TMC Asser Institute and KABK team up for photo exhibition ‘The Daily Life of Human Rights’ at The Hague Humanity Hub

By Thomas Ansell

Human rights, universal human value, and equality before the law are all rooted in principles, which have been alternately developed, codified, debated, and held up as the peak of human intellectual achievement at various times. However, they also all pertain to real people: affecting their daily lives and severely limiting (or enabling) what we might call ‘normal’ human existence- living, working, playing, and developing relationships.

The daily and gritty realities of human rights are often divorced from their foundational principles, and one of the ways to motivate people to human rights challenges is through using imagery.
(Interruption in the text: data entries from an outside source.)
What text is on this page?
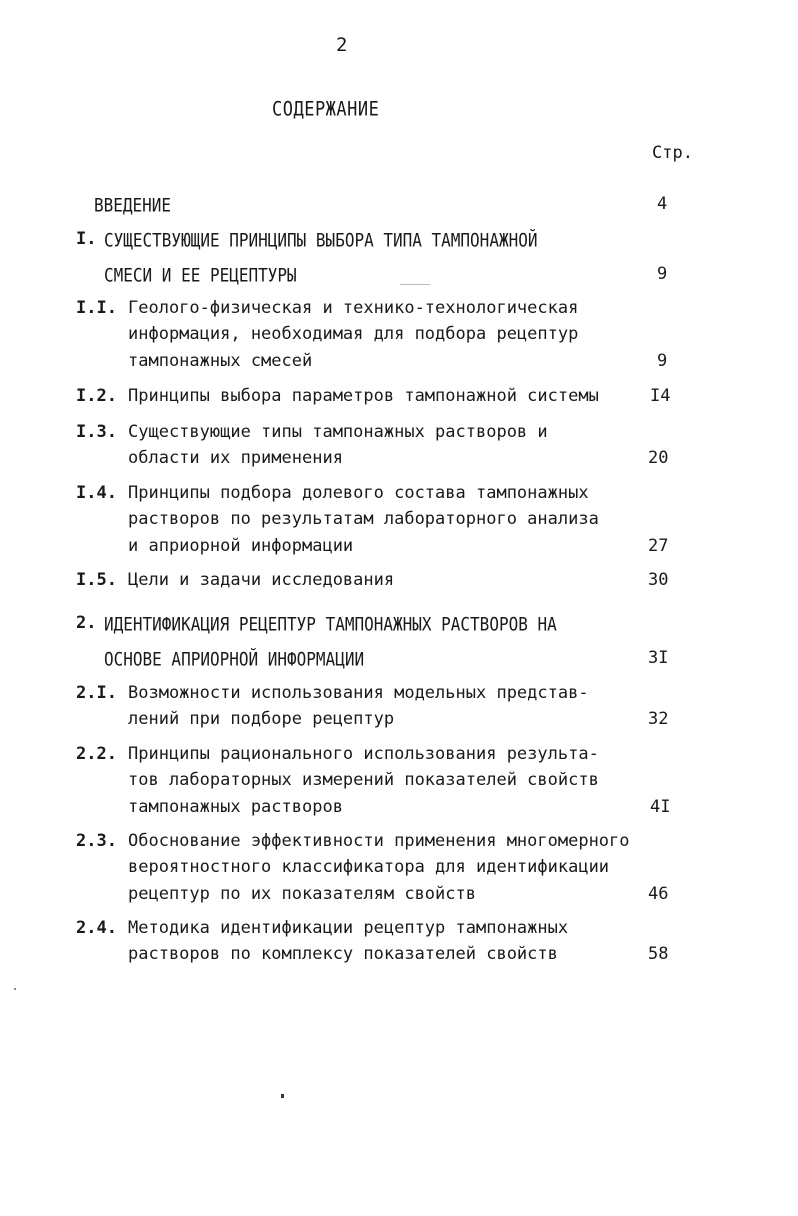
2
СОДЕРЖАНИЕ
Стр.
ВВЕДЕНИЕ	4
I. СУЩЕСТВУЮЩИЕ ПРИНЦИПЫ ВЫБОРА ТИПА ТАМПОНАЖНОЙ
СМЕСИ И ЕЕ РЕЦЕПТУРЫ	9
I.I. Геолого-физическая и технико-технологическая
информация, необходимая для подбора рецептур
тампонажных смесей	9
I.2. Принципы выбора параметров тампонажной системы	I4
I.3. Существующие типы тампонажных растворов и
области их применения	20
I.4. Принципы подбора долевого состава тампонажных
растворов по результатам лабораторного анализа
и априорной информации	27
I.5. Цели и задачи исследования	30
2. ИДЕНТИФИКАЦИЯ РЕЦЕПТУР ТАМПОНАЖНЫХ РАСТВОРОВ НА
ОСНОВЕ АПРИОРНОЙ ИНФОРМАЦИИ	3I
2.I. Возможности использования модельных представ-
лений при подборе рецептур	32
2.2. Принципы рационального использования результа-
тов лабораторных измерений показателей свойств
тампонажных растворов	4I
2.3. Обоснование эффективности применения многомерного
вероятностного классификатора для идентификации
рецептур по их показателям свойств	46
2.4. Методика идентификации рецептур тампонажных
растворов по комплексу показателей свойств	58
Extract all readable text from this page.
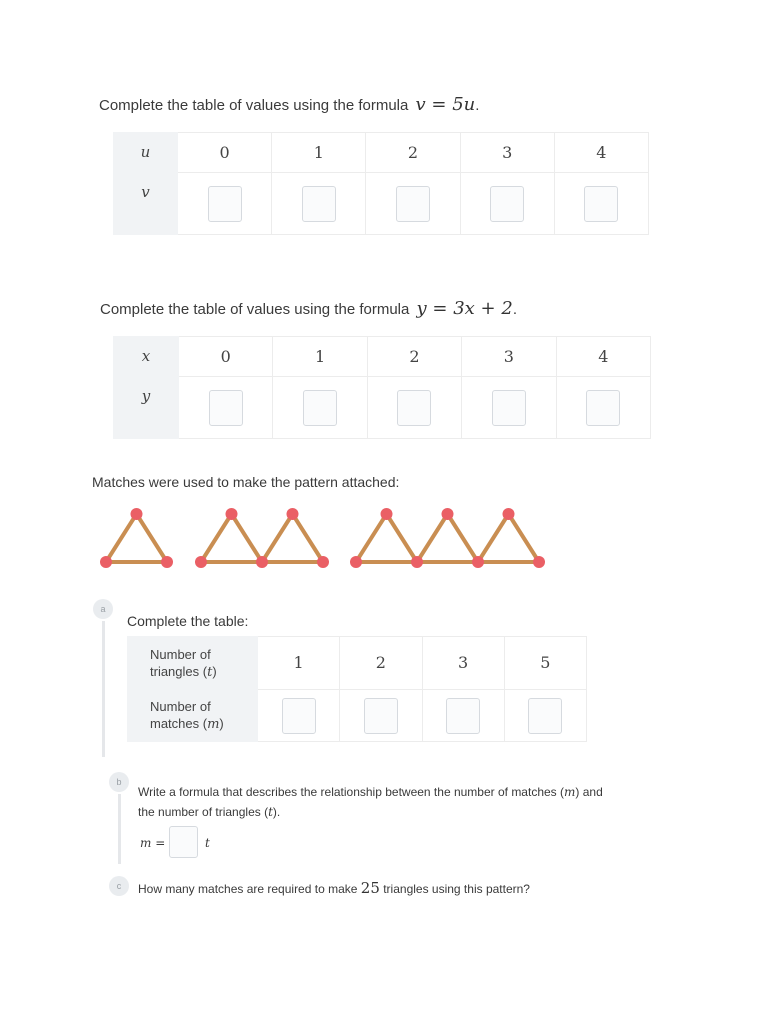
Complete the table of values using the formula v = 5u.
u	0	1	2	3	4
v					
Complete the table of values using the formula y = 3x + 2.
x	0	1	2	3	4
y					
Matches were used to make the pattern attached:
a
Complete the table:
Number of
triangles (t)	1	2	3	5
Number of
matches (m)				
b
Write a formula that describes the relationship between the number of matches (m) and
the number of triangles (t).
m =	t
c	How many matches are required to make 25 triangles using this pattern?
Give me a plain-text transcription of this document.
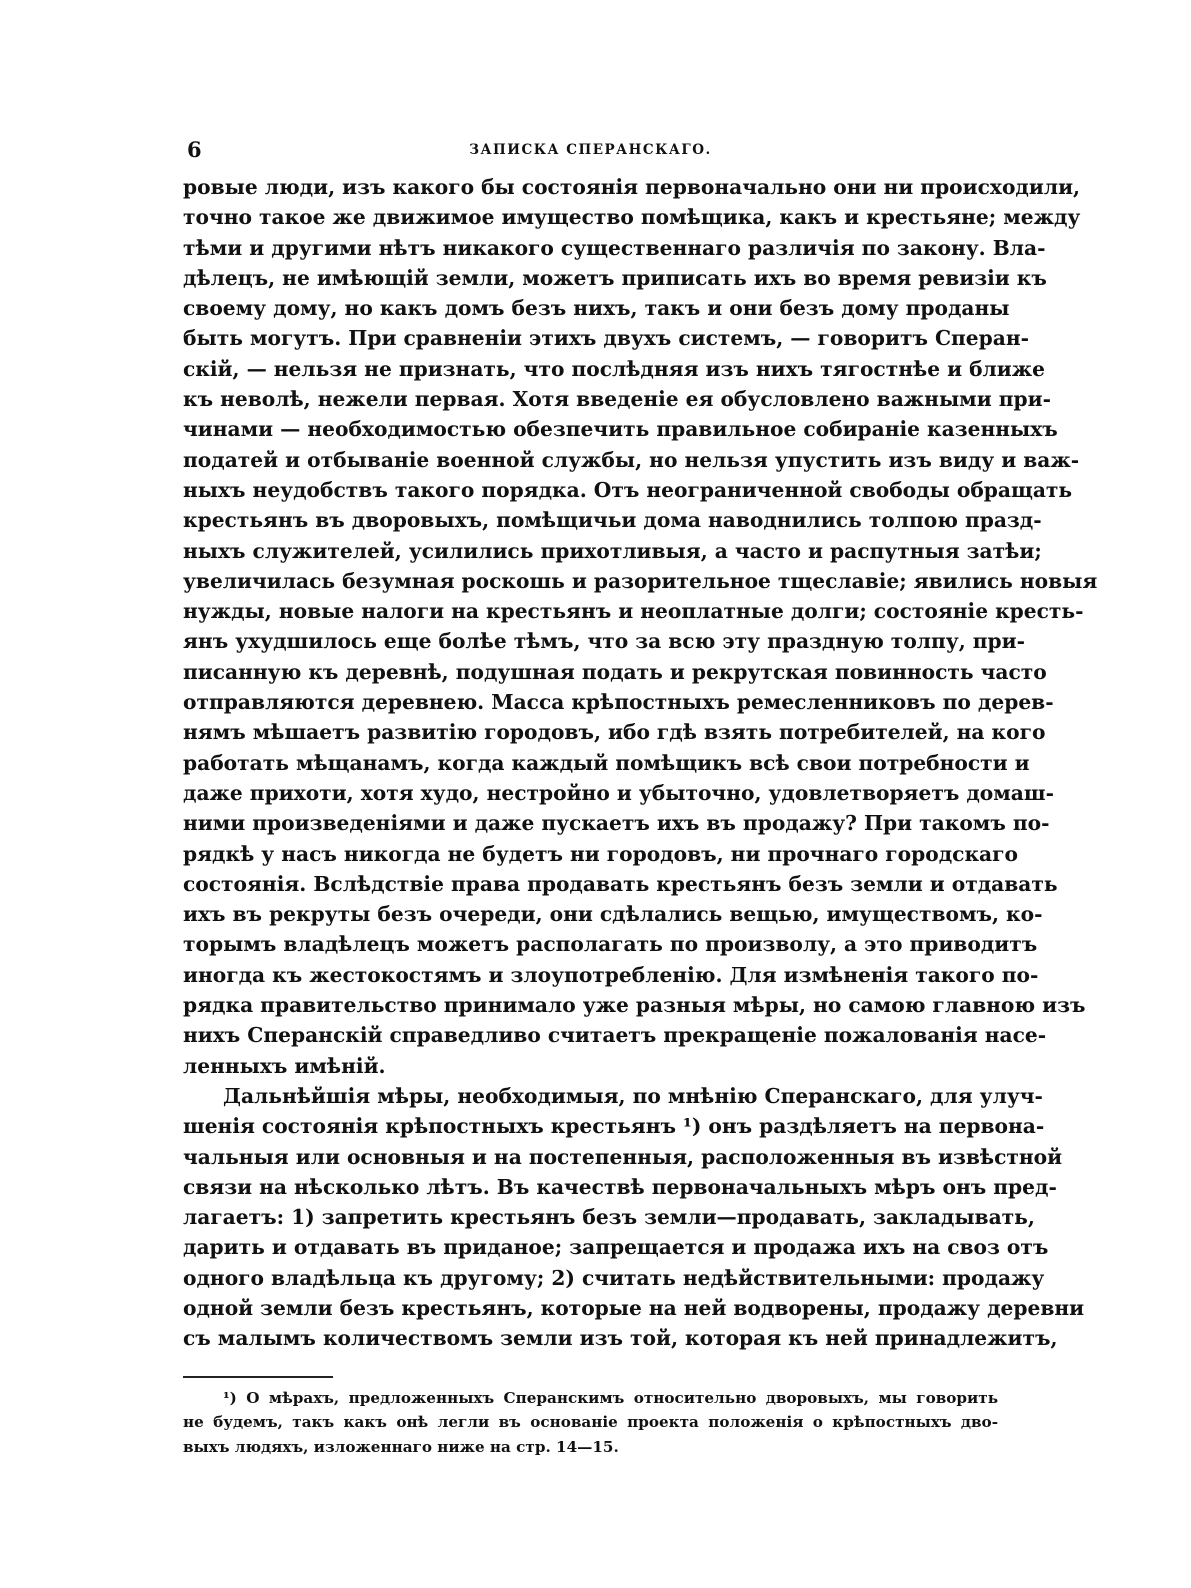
6	ЗАПИСКА СПЕРАНСКАГО.
ровые люди, изъ какого бы состоянія первоначально они ни происходили,
точно такое же движимое имущество помѣщика, какъ и крестьяне; между
тѣми и другими нѣтъ никакого существеннаго различія по закону. Вла-
дѣлецъ, не имѣющій земли, можетъ приписать ихъ во время ревизіи къ
своему дому, но какъ домъ безъ нихъ, такъ и они безъ дому проданы
быть могутъ. При сравненіи этихъ двухъ системъ, — говоритъ Сперан-
скій, — нельзя не признать, что послѣдняя изъ нихъ тягостнѣе и ближе
къ неволѣ, нежели первая. Хотя введеніе ея обусловлено важными при-
чинами — необходимостью обезпечить правильное собираніе казенныхъ
податей и отбываніе военной службы, но нельзя упустить изъ виду и важ-
ныхъ неудобствъ такого порядка. Отъ неограниченной свободы обращать
крестьянъ въ дворовыхъ, помѣщичьи дома наводнились толпою празд-
ныхъ служителей, усилились прихотливыя, а часто и распутныя затѣи;
увеличилась безумная роскошь и разорительное тщеславіе; явились новыя
нужды, новые налоги на крестьянъ и неоплатные долги; состояніе кресть-
янъ ухудшилось еще болѣе тѣмъ, что за всю эту праздную толпу, при-
писанную къ деревнѣ, подушная подать и рекрутская повинность часто
отправляются деревнею. Масса крѣпостныхъ ремесленниковъ по дерев-
нямъ мѣшаетъ развитію городовъ, ибо гдѣ взять потребителей, на кого
работать мѣщанамъ, когда каждый помѣщикъ всѣ свои потребности и
даже прихоти, хотя худо, нестройно и убыточно, удовлетворяетъ домаш-
ними произведеніями и даже пускаетъ ихъ въ продажу? При такомъ по-
рядкѣ у насъ никогда не будетъ ни городовъ, ни прочнаго городскаго
состоянія. Вслѣдствіе права продавать крестьянъ безъ земли и отдавать
ихъ въ рекруты безъ очереди, они сдѣлались вещью, имуществомъ, ко-
торымъ владѣлецъ можетъ располагать по произволу, а это приводитъ
иногда къ жестокостямъ и злоупотребленію. Для измѣненія такого по-
рядка правительство принимало уже разныя мѣры, но самою главною изъ
нихъ Сперанскій справедливо считаетъ прекращеніе пожалованія насе-
ленныхъ имѣній.
Дальнѣйшія мѣры, необходимыя, по мнѣнію Сперанскаго, для улуч-
шенія состоянія крѣпостныхъ крестьянъ ¹) онъ раздѣляетъ на первона-
чальныя или основныя и на постепенныя, расположенныя въ извѣстной
связи на нѣсколько лѣтъ. Въ качествѣ первоначальныхъ мѣръ онъ пред-
лагаетъ: 1) запретить крестьянъ безъ земли—продавать, закладывать,
дарить и отдавать въ приданое; запрещается и продажа ихъ на своз отъ
одного владѣльца къ другому; 2) считать недѣйствительными: продажу
одной земли безъ крестьянъ, которые на ней водворены, продажу деревни
съ малымъ количествомъ земли изъ той, которая къ ней принадлежитъ,
¹) О мѣрахъ, предложенныхъ Сперанскимъ относительно дворовыхъ, мы говорить
не будемъ, такъ какъ онѣ легли въ основаніе проекта положенія о крѣпостныхъ дво-
выхъ людяхъ, изложеннаго ниже на стр. 14—15.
It is this usage that inspired the Asser Institute and KABK to combine on an exhibition using the power of photography to spotlight human rights issues and challenges. As the organisations say, “photography and human rights share an aspiration to universality, a drive to communicate across difference.”

Throughout the exhibition, BA photography students from the KABK have been led by Sofia Stolk (Asser Institute) to find new ways to illustrate human rights themes; from arresting images of locks of hair to symbolise the protest actions of Iranian women (#AMINI by Jade Kievits) to images of soft domesticity intended to portray the guilt felt by diaspora members safely sitting in other countries whilst the countries of their birth or family origin are rocked by instability (Guilty Diaspora by Sima Alsaigh).

Some of the works serve to reinforce that daily life activities are tinged by human rights concerns. Densley Annastatia looks at the principle of equality within the context of Dutch student housing: demonstrating that two ostensibly similar-looking people can be discriminated against due to their nationality (“No Internationals” by Densley Annastasia).

Perhaps the most gripping works are by Jamie Smith, whose work looks into the current crisis in asylum-seeker accommodation in the Netherlands: with a lack of places seeing asylum seekers moved around the country and (temporarily) housed in places including cruise ships.

The exhibition is available to view online, on The Hague Humanity Hub and Just Peace The Hague websites.